Nick Wertsch grew up attending public schools in St. Louis, MO and graduated from Georgetown University with a degree in Government and English. He took a semester off from college to work as a field organizer for the Obama campaign in his home state of Missouri in 2008. After graduating, he moved to India to work with an Indian NGO providing media and legal advocacy on land rights issues. Later, Nick returned on a Fulbright-Nehru Research Fellowship to study energy politics, democracy, and community organizing in India. He has also interned at the White House and worked at SmartPower, a nonprofit marketing group that promotes clean energy. In his current position as program coordinator at the Kalmanovitz Initiative for Labor and the Working Poor, Nick oversees community engagement and student programs focused on organizing, policy, and research around economic justice issues.
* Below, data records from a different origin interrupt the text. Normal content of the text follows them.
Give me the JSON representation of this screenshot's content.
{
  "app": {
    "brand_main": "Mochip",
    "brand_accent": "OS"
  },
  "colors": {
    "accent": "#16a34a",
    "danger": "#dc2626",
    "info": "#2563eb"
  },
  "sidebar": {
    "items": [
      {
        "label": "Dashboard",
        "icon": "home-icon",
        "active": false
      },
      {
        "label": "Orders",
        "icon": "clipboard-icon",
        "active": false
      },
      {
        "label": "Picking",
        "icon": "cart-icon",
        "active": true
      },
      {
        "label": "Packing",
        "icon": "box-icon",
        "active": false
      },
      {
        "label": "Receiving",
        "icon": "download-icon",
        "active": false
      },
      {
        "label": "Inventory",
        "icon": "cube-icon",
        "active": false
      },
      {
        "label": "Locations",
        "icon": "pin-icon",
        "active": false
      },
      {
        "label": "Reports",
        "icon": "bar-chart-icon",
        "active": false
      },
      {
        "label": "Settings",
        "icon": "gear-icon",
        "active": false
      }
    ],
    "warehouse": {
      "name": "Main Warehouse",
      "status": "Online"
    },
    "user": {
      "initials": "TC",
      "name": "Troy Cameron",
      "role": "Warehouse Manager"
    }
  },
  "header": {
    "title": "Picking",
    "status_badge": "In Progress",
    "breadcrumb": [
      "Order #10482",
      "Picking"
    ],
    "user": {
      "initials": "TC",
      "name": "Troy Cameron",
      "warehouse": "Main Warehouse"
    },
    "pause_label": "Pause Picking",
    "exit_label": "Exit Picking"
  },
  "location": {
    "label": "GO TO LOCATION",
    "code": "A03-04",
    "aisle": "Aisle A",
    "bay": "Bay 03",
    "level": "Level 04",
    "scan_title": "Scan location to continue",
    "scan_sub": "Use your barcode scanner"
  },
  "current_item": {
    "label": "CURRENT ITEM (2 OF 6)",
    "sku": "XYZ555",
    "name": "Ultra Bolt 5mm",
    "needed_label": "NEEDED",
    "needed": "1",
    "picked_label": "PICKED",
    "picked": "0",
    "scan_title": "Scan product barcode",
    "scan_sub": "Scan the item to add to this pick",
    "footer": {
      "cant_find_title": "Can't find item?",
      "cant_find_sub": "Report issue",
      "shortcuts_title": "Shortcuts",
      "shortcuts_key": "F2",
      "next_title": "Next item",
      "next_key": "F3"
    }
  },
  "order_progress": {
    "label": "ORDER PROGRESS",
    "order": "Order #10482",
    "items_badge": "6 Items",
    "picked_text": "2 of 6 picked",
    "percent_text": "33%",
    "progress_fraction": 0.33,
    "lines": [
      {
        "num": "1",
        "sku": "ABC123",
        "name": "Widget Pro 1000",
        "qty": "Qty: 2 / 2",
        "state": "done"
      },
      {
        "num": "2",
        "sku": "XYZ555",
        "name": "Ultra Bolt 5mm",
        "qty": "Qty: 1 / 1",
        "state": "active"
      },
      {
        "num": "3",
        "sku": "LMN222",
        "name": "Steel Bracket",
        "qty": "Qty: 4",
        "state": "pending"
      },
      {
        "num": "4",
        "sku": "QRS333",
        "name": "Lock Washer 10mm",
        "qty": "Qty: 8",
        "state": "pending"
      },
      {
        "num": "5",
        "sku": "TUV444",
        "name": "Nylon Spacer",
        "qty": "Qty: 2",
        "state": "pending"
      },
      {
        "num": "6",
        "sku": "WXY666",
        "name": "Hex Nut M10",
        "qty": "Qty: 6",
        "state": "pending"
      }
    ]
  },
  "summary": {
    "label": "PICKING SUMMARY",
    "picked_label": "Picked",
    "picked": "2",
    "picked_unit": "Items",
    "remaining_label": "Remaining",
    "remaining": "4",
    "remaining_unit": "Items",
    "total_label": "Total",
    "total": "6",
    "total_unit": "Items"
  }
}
He is interested in ways to combine community organizing and legal strategies to serve the public good, both domestically and abroad.
Tahir serves as the National Young Worker Coordinator at the AFL-CIO. He directs the AFL-CIO's engagement with and development of young workers both inside and outside of the labor movement. From 2007 to 2013, he worked as the Deputy National Field Director at Working America, where he helped manage and maintain all aspects of a grassroots effort that has organized over 3 million workers. He also led Working America's efforts around staff recruitment and diversity. Prior to serving at Working America, he worked as the Field Director for the Democratic Party of Georgia, where he helped managed field campaigns for two of the most competitive congressional races in the country, and as Canvass Director for Grassroots Campaigns, Inc. on their fundraising project with the Democratic National Committee. He is the Founder and President of the Board of ReThink, a D.C. based non-profit that runs grassroots level anti-sexual violence campaigns centered around redefining consent and sexual entitlement among men and boys.
He was raised in Atlanta and received a B.A. in Religion and Political Science from Emory University. He is enrolled in evening division at the Law Center.